5. Downward nominal rigidity is not as simple as it looks.
A number of economists (Paul Krugman among others) have consistently argued that downward nominal rigidity in prices and wages -- that is, their resistance to falling in nominal terms -- implies that macroeconomic policy should accept a higher inflation target. Usually, it's in the range of 4 percent per annum, as opposed to 1-2 percent.
The problem with this argument isn't that higher inflation is a slippery slope, as is too often argued in response. It's that the conversation often fails to link up with any thorough assessments of the costs and benefits of higher versus lower trend rates of inflation. Fortunately, there are many of these. Akerlof, Dickens and Perry (1996) is a classic. Billi and Kahn (2008) provide a quick summary of many others. Fagan and Messina (2009) work with excellent data on nominal-wage changes.
Two papers -- Coibon, Gorodnichenko and Wieland (2011) and Bernanke (2004) -- are worth a bit more discussion here. The former repeats its analysis many times under different specifications, and what it shows is that given any reasonable set of assumptions -- the amount of uncertainty for model parameters, the frequency of zero-lower-bound events, etc. -- it is basically impossible to estimate an optimal rate of inflation above 3 percent. Even tripling the likelihood of a ZLB event won't get you there. Bernanke came to the same conclusion, saying that a 2-percent target is pretty robust to whatever assumptions and model one uses.
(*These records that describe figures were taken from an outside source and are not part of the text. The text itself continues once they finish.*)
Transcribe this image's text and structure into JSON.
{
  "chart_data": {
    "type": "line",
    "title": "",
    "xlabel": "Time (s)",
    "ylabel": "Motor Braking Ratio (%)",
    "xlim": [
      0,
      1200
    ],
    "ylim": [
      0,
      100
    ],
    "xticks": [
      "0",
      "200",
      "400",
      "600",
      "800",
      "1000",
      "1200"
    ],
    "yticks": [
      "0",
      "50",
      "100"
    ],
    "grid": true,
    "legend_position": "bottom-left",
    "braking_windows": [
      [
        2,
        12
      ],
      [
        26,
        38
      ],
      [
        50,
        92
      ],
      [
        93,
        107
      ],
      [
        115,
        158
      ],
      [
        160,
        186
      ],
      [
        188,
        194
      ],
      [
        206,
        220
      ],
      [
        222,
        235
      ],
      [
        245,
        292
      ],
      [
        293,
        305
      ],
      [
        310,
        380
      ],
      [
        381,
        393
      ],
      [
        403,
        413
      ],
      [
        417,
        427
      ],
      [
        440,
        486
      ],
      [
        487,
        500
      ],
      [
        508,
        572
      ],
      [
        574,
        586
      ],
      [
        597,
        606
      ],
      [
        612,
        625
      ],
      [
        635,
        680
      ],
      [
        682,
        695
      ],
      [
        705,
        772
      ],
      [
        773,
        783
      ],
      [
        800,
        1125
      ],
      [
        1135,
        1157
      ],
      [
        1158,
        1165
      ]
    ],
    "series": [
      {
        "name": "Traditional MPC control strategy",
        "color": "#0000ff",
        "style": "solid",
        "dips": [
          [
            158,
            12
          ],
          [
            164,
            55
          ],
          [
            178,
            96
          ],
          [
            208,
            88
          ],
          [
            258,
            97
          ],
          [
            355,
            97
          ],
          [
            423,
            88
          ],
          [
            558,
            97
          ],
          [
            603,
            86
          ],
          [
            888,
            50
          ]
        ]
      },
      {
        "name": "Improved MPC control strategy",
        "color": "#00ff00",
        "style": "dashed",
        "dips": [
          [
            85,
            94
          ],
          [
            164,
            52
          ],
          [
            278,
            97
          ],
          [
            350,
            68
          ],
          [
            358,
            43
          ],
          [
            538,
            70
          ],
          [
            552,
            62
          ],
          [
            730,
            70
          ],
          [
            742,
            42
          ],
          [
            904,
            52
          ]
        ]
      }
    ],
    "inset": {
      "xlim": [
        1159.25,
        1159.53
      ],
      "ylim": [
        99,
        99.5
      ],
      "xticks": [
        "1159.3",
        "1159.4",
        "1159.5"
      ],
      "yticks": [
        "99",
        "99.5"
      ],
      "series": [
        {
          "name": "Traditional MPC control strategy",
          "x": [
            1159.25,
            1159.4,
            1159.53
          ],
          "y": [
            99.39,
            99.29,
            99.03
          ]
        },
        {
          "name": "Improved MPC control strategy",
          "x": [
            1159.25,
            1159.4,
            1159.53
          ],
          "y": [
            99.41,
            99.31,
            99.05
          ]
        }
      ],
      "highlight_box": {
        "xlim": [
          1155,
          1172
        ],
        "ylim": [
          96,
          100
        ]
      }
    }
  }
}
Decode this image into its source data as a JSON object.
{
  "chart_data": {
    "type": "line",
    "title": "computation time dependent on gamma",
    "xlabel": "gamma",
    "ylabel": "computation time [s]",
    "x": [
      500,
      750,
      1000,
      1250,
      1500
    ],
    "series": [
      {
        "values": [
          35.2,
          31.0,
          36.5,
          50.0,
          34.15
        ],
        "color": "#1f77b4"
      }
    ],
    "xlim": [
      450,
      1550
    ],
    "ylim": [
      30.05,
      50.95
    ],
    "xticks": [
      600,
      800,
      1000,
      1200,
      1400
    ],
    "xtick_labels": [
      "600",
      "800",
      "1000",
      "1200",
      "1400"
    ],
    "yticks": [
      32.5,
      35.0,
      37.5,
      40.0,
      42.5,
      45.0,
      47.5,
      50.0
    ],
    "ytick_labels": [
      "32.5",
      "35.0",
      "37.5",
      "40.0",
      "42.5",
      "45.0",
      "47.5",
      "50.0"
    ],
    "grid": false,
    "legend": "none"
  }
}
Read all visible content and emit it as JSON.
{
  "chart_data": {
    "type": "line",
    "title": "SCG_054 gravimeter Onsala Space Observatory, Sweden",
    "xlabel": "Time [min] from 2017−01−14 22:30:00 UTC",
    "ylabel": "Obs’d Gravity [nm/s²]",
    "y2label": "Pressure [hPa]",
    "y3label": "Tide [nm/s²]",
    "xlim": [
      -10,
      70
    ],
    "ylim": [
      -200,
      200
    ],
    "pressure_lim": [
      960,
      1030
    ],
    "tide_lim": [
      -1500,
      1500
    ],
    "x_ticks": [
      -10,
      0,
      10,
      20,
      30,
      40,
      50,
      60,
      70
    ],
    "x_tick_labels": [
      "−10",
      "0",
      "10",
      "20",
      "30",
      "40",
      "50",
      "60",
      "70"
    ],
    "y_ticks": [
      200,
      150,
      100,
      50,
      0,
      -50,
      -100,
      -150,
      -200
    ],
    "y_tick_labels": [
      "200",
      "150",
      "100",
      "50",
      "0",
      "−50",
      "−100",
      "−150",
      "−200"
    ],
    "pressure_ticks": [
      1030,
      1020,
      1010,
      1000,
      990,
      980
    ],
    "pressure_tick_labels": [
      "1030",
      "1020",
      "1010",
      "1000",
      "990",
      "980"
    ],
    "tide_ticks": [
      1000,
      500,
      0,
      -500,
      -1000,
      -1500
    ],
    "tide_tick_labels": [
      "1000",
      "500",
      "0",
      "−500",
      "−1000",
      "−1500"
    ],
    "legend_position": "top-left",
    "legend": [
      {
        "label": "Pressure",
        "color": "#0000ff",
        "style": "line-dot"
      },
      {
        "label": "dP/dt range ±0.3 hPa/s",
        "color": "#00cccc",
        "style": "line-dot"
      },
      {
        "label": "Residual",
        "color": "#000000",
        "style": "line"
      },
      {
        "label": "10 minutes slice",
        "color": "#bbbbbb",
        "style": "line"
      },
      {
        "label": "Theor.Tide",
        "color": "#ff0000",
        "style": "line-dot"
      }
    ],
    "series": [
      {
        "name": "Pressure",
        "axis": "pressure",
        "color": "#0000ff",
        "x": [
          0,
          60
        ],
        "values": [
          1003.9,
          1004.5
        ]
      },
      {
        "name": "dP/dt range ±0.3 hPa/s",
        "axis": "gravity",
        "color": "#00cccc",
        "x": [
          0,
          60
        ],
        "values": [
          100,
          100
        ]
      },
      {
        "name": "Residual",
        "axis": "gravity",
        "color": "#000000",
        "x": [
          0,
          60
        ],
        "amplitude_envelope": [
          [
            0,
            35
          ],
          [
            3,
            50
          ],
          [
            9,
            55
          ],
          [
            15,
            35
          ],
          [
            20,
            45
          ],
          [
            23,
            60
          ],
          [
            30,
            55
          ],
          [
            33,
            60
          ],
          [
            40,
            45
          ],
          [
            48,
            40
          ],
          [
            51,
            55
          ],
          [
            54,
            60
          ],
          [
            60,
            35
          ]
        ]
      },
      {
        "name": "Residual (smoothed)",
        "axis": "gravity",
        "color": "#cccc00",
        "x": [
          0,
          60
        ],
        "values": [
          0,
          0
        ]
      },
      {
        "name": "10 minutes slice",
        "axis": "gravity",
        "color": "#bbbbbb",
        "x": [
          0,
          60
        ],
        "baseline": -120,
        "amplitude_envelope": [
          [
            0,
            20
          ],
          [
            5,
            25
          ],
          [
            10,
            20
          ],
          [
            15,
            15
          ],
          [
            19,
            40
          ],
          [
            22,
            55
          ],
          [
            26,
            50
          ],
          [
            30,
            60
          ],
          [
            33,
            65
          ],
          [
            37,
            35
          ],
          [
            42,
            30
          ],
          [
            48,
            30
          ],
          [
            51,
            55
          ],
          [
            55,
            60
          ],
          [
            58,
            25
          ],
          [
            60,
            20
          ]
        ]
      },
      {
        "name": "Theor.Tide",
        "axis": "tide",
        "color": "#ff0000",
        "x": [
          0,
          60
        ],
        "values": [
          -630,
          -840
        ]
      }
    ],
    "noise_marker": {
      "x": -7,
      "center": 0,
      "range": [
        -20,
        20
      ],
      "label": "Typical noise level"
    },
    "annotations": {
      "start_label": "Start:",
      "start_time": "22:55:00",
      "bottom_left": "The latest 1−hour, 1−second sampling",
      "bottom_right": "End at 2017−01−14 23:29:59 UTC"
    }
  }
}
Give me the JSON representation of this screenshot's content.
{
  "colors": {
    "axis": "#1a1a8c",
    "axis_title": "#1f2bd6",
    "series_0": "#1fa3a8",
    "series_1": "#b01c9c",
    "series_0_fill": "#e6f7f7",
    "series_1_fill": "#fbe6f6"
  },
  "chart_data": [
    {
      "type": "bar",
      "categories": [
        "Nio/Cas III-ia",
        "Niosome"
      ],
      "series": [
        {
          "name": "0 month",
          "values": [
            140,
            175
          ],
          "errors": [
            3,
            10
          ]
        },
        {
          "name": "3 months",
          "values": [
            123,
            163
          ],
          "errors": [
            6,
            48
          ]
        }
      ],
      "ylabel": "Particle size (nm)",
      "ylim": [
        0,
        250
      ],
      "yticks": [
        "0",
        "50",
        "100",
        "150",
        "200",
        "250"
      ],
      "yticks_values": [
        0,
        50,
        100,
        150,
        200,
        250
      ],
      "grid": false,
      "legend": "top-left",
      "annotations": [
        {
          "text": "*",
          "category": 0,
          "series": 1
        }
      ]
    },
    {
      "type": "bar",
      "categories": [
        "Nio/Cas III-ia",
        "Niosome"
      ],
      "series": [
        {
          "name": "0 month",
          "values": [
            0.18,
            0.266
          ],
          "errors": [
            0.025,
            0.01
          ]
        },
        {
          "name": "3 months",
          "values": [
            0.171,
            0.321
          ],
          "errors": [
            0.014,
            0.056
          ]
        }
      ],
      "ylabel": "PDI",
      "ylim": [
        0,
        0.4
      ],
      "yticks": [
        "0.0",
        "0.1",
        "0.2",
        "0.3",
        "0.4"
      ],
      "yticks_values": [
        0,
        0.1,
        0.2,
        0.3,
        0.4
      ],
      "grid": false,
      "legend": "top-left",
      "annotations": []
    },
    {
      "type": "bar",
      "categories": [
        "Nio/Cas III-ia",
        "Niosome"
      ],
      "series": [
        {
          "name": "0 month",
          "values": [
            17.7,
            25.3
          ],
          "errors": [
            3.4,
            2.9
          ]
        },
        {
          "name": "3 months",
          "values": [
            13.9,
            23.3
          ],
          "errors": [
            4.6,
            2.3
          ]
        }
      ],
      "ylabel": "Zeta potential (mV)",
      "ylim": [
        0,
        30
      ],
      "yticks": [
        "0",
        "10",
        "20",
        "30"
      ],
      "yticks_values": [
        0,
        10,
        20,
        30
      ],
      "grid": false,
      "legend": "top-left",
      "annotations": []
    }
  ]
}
One other thing comes up with downward nominal rigidity: The argument that it raises the optimal rate of inflation isn't so clear, and the Coibion et al. paper finds the opposite of what Krugman and others have been arguing. The argument is that by making deflation and nominal wage cuts less likely, inflation becomes more stable, making lower inflation (say, 1 percent per year) more desirable, even if near-zero inflation is made less desirable.
I didn't believe that finding when I first read it -- my Bloomberg colleague Matt Klein and I have talked about this -- but my simulation showed me that it makes more sense than I thought previously. The model's downward nominal rigidity for inflation (especially core inflation) made it a good strategy to park inflation at 1.0-1.5 percent and then just think about real stabilization for the rest of the game.